A native of Bridgeport, Connecticut, Hurley was a senior when he arrived on campus in 1914. He attended the Academy for just one year, but in that time he achieved academic and athletic success and quickly took a leadership role. He was elected to the student council and chosen as the orator for commencement.
On the athletic fields, Hurley was a stand-out three-sport player. He was the halfback on the winning 1914 football team. Athletic records in the early 1900s were kept by total points received for the season, rather than wins and losses for each game, and his team had a total score for the season of 76 compared to 70 for the opponents.
In basketball, Hurley played guard and helped his team again have a winning season with a combined score of 311 with the opposing 12 teams scoring just 202 total points. Opponents included the public high schools in Meriden, Waterbury, and New Haven. Hurley’s pitching prowess in baseball also brought accolades. He helped notch a victory against The Choate School, now Choate Rosemary Hall, the first time the Academy had bested their rival in the sport.
A biography written in 2012 by Ji Woo Lee ’17 and former Academy History Teacher Ann Marie Svogun states Hurley attended Lehigh University in Pennsylvania for a short time before enlisting in the U.S. Navy in 1917. As World War I entered its third year, he was assigned to radio operations aboard submarines which patrolled international waters. Hurley was also a crew member on the warships the U.S.S. Pennsylvania and the U.S.S. Chicago.
By the time World War II was underway, Hurley had risen from an administrator of the state’s Works Progress Administration program to a commissioner for the Connecticut Department of Public Works. His inauguration as governor came just weeks after the United States declared war on Japan.
A year later, as a 47th birthday present, a 122-page book containing a collection of Hurley’s selected papers and addresses was published. The preface states the project was “made possible by the cooperation of a group of the governor’s friends... [to honor] this record of his leadership to the people of Connecticut.” The foreword was written by Sheriff.
- ARTHUR SHERIFF
Sheriff wrote, “In days of cataclysmic change, people turn toward the man on the platform and ask: What can we do? ... They seek a voice, unequivocal and forthright, an understanding keen and broad. They crave the comfort and inspiration of social vision that is at once practical and prophetic. Gov. Hurley has given Connecticut that kind of leadership.”
As head of the state government during World War II, Hurley was considered a “War Governor,” and as such, he ramped up manufacturing to help supply the military effort.
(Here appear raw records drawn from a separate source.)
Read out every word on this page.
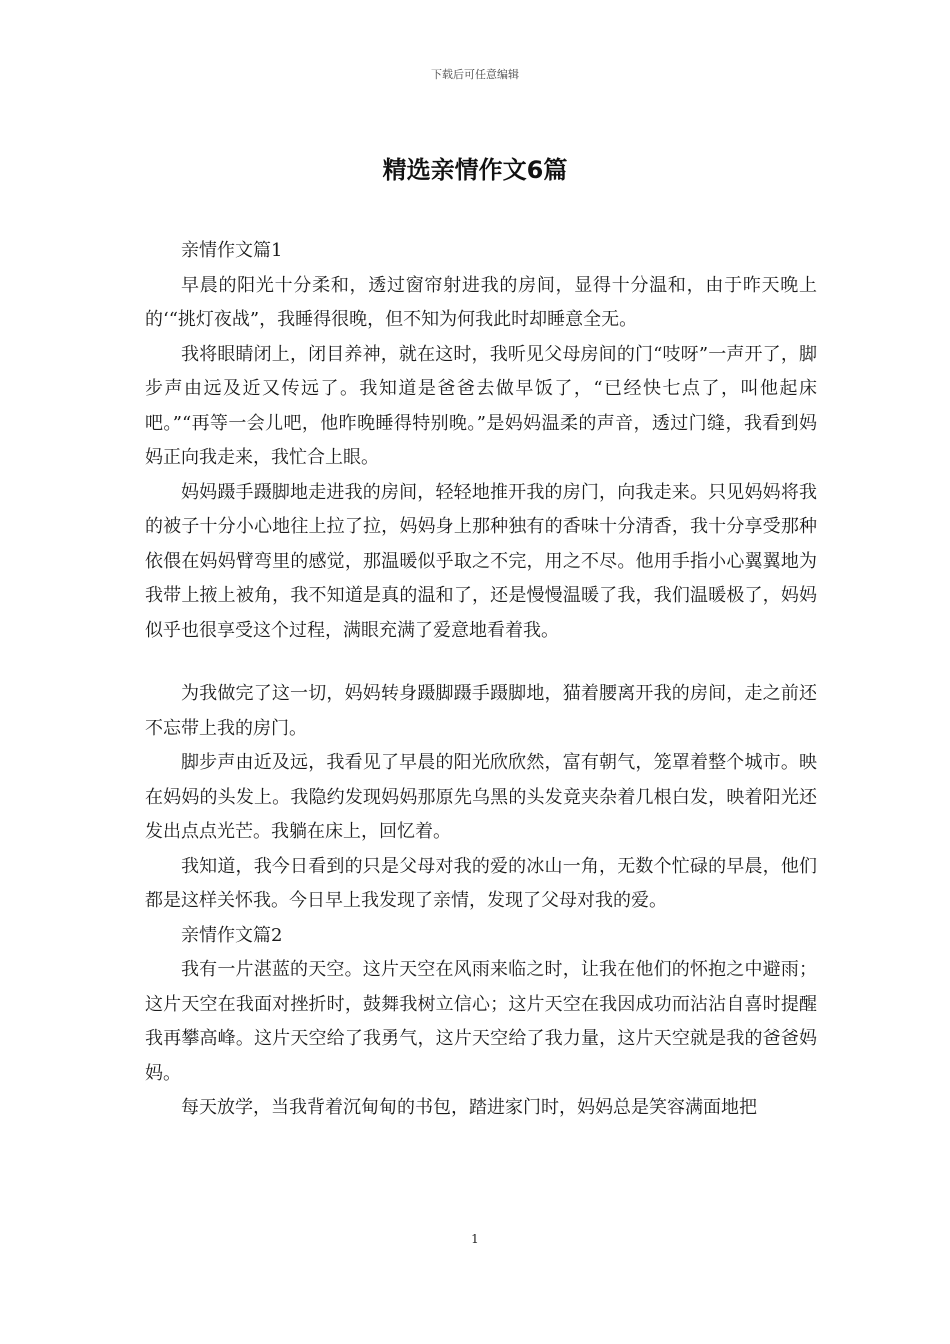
下载后可任意编辑
精选亲情作文6篇

亲情作文篇1

早晨的阳光十分柔和，透过窗帘射进我的房间，显得十分温和，由于昨天晚上的‘“挑灯夜战”，我睡得很晚，但不知为何我此时却睡意全无。

我将眼睛闭上，闭目养神，就在这时，我听见父母房间的门“吱呀”一声开了，脚步声由远及近又传远了。我知道是爸爸去做早饭了，“已经快七点了，叫他起床吧。”“再等一会儿吧，他昨晚睡得特别晚。”是妈妈温柔的声音，透过门缝，我看到妈妈正向我走来，我忙合上眼。

妈妈蹑手蹑脚地走进我的房间，轻轻地推开我的房门，向我走来。只见妈妈将我的被子十分小心地往上拉了拉，妈妈身上那种独有的香味十分清香，我十分享受那种依偎在妈妈臂弯里的感觉，那温暖似乎取之不完，用之不尽。他用手指小心翼翼地为我带上掖上被角，我不知道是真的温和了，还是慢慢温暖了我，我们温暖极了，妈妈似乎也很享受这个过程，满眼充满了爱意地看着我。

为我做完了这一切，妈妈转身蹑脚蹑手蹑脚地，猫着腰离开我的房间，走之前还不忘带上我的房门。

脚步声由近及远，我看见了早晨的阳光欣欣然，富有朝气，笼罩着整个城市。映在妈妈的头发上。我隐约发现妈妈那原先乌黑的头发竟夹杂着几根白发，映着阳光还发出点点光芒。我躺在床上，回忆着。

我知道，我今日看到的只是父母对我的爱的冰山一角，无数个忙碌的早晨，他们都是这样关怀我。今日早上我发现了亲情，发现了父母对我的爱。

亲情作文篇2

我有一片湛蓝的天空。这片天空在风雨来临之时，让我在他们的怀抱之中避雨；这片天空在我面对挫折时，鼓舞我树立信心；这片天空在我因成功而沾沾自喜时提醒我再攀高峰。这片天空给了我勇气，这片天空给了我力量，这片天空就是我的爸爸妈妈。

每天放学，当我背着沉甸甸的书包，踏进家门时，妈妈总是笑容满面地把

1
One of his projects, according to the Connecticut State Library, was “Connecticut’s Compact for Victory.” The document called for full production of manufacturing plants with “all of the industrial might and resources of Connecticut … the skills and energies of our workers.”
Hurley sought to be re-elected for a second term, but he lost by less than 200 votes. He ran again in 1944, but lost by a large margin. Hurley then retired from politics. In 1946 he became the executive director of the Council of Lingerie Associations and Manufacturers Inc., at a salary of $42,000, which is estimated to be equivalent to more than $500,000 today. In his position, according to the “New York Times,” Hurley oversaw “a group of unaffiliated manufacturers in a trade-wide program of selfregulation to prevent abuses and unethical practices.”
Approaching semi-retirement, Hurley returned to his background in engineering, which he had begun to study at Lehigh University before enlisting to serve in WWI. He operated an engineering consulting firm in West Hartford.
The New York Times carried Hurley’s obituary in 1968. He died at the age of 72 in West Hartford, where he had lived for 30 years.